GAIA assigne l’AFSCA en justice

GAIA assigne l’AFSCA en justice

FEBEV: « Les abattoirs ‘pop-up’ reconnus par l’AFSCA pour l’abattage sans étourdissement contournent la loi et sont une concurrence déloyale »

Jeudi 13 avril 2017 — Bruxelles, le 13 avril 2017 - L’association de défense des animaux GAIA a décidé d’assigner l’Agence fédérale pour la sécurité de la chaîne alimentaire (AFSCA) en justice. Pourquoi ? Parce que ces dernières années, à l’occasion de la fête musulmane du sacrifice, l’AFSCA a injustement octroyé un agrément à au moins quatre sites d’abattage temporaires : deux à Genk et Beringen (2015 et 2016), un à Anvers (2016) et un à Bruxelles, appelé « abattoir mobile » (2016). La FEBEV (la Fédération Belge de la Viande), qui représente les abattoirs réguliers, reproche à ces abattoirs ‘pop-up’ de pratiquer une concurrence déloyale. La citation a été aujourd’hui signifiée.

GAIA avait déjà qualifié ces établissements d’abattoirs « pop-up » et intenté un procès à l’encontre de deux sites de ce genre à Genk et Beringen. Concrètement, il s’agissait de hangars transformés en abattoirs temporaires où l’AFSCA autorisait l’abattage sans étourdissement de moutons à l’occasion de la fête musulmane du sacrifice et pendant un maximum de deux jours. L’abattage rituel sans étourdissement est interdit par la loi en dehors des abattoirs permanents agréés et ne peut actuellement être réalisé que dans des abattoirs reconnus qui répondent strictement à la règlementation européenne. Mais, souligne GAIA, il s’agit ici d’établissements qui ne satisfont pas à la notion d’abattoir telle que décrite dans la réglementation européenne contraignante, ce qui a désormais été confirmé par des avis du Conseil d’État et du juge des référés de Bruxelles. En outre, l’ASFCA ne prend pas au sérieux cet « agrément » temporaire, étant donné qu’elle examine de nombreux critères et conditions préalablement à l’exploitation et les considère comme « non applicables » ou « impossibles à évaluer pour cause d’inactivité ». Au moment où le contrôle a posteriori devrait avoir lieu, c’est à dire dans les trois mois, les « abattoirs » temporaires ont déjà refermé leurs portes. Malgré tout, l’AFSCA continue d’accorder ces « agréments » année après année, fermant ainsi les yeux sur l’abattage sans étourdissement, puisqu’il est clair dès le début qu’aucune vérification à posteriori n’aura lieu. 
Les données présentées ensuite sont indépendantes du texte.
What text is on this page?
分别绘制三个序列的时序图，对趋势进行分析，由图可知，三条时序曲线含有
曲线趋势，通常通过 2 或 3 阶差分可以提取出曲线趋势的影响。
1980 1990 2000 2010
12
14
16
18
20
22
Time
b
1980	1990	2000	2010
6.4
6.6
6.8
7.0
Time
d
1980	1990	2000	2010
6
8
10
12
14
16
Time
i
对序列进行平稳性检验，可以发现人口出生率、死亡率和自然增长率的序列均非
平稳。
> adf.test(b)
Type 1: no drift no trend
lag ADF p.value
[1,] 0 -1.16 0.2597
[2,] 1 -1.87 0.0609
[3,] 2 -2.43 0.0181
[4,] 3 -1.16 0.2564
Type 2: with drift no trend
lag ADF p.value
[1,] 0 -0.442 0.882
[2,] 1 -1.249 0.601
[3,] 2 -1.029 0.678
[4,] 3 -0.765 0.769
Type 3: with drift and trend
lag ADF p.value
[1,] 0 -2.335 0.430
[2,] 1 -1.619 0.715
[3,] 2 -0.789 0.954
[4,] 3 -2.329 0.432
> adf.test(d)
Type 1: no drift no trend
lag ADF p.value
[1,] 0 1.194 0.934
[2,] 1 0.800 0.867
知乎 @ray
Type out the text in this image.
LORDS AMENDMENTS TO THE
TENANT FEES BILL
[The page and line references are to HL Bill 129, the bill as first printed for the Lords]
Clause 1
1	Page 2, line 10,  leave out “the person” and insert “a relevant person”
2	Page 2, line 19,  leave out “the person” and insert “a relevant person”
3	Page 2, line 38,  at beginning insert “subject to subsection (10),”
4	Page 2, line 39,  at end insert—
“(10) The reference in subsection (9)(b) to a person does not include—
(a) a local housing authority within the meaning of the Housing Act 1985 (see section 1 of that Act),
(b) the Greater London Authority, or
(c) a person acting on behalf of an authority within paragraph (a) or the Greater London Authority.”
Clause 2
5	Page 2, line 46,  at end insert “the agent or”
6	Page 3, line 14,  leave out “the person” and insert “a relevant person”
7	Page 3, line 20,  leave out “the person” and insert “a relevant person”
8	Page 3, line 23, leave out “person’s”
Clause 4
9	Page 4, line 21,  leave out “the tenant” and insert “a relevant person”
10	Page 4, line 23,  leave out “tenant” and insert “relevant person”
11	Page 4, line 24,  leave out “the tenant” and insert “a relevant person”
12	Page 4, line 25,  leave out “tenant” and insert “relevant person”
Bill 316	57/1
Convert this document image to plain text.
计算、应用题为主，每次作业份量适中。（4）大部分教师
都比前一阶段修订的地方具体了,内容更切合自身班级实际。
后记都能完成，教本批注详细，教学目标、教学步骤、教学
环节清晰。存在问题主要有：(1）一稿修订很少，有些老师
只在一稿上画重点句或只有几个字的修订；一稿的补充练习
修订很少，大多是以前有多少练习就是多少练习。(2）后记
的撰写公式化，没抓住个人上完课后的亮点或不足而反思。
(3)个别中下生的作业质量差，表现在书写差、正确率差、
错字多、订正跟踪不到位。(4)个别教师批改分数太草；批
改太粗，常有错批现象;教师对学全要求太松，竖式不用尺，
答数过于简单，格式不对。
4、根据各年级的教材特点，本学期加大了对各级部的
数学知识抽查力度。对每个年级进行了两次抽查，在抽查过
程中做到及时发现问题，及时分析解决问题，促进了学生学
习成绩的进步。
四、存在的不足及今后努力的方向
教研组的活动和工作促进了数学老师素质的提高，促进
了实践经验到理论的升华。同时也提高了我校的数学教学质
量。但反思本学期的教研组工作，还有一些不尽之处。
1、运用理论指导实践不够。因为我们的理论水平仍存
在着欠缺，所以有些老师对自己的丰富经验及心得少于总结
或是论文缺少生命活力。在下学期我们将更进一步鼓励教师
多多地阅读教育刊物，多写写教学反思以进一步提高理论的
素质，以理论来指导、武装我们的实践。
La FEBEV : « concurrence déloyale »

Le fait que l’AFSCA accorde le statut d’abattoir à de tels sites, alors qu’ils ne répondent pas à toutes les conditions auxquelles les abattoirs conventionnels (permanents) doivent satisfaire, pose aussi problème à la Fédération belge de la viande (FEBEV). Michael Gore, administrateur délégué, s’explique : « Comme nos membres doivent continuellement investir pour répondre aux conditions légales en matière de traçabilité, de sécurité alimentaire et de bien-être animal , et que les exigences imposées à ces établissements sont moins strictes, on peut parler de concurrence déloyale. L’agrément de l’AFSCA est purement et simplement utilisé pour contourner l’interdiction européenne des abattages sans étourdissement, qui, dans l’état actuel de la loi, sont exclusivement autorisés dans les abattoirs permanents agréés. »

‘Pop-up’

Michel Vandenbosch, président de GAIA, ajoute au point de vue de la FEBEV : « Indépendamment de la souffrance qu’entraîne toujours l’abattage sans étourdissement, y compris dans les abattoirs conventionnels, la pratique nous a appris que ces établissements pop-up, où des animaux ne sont pas abattus en permanence mais pendant un ou deux jours maximum, sont (pour l’instant) à l’origine d’encore plus de souffrance pour les moutons. »   

Rappel à l’ordre

GAIA demande aujourd’hui au juge de rappeler l’AFSCA à l’ordre et de lui interdire de continuer à octroyer des agréments à des abattoirs temporaires qui ne respectent pas la réglementation européenne, et ce, sans pouvoir effectuer de vérification a posteriori des nombreuses conditions qui sont d’application pour les abattoirs permanents. La réglementation doit être respectée et appliquée par tout le monde, et non pas « à la carte », contrairement à ce que fait l’AFSCA, lorsque les risques pour la sécurité alimentaires sont moindres parce que les animaux ne sont abattus que pendant un à deux jours. Information reçue aujourd’hui : l’abattoir ‘pop-up’ à Beringen ne rouvrira pas, faute d’avoir trouvé des abatteurs professionnels.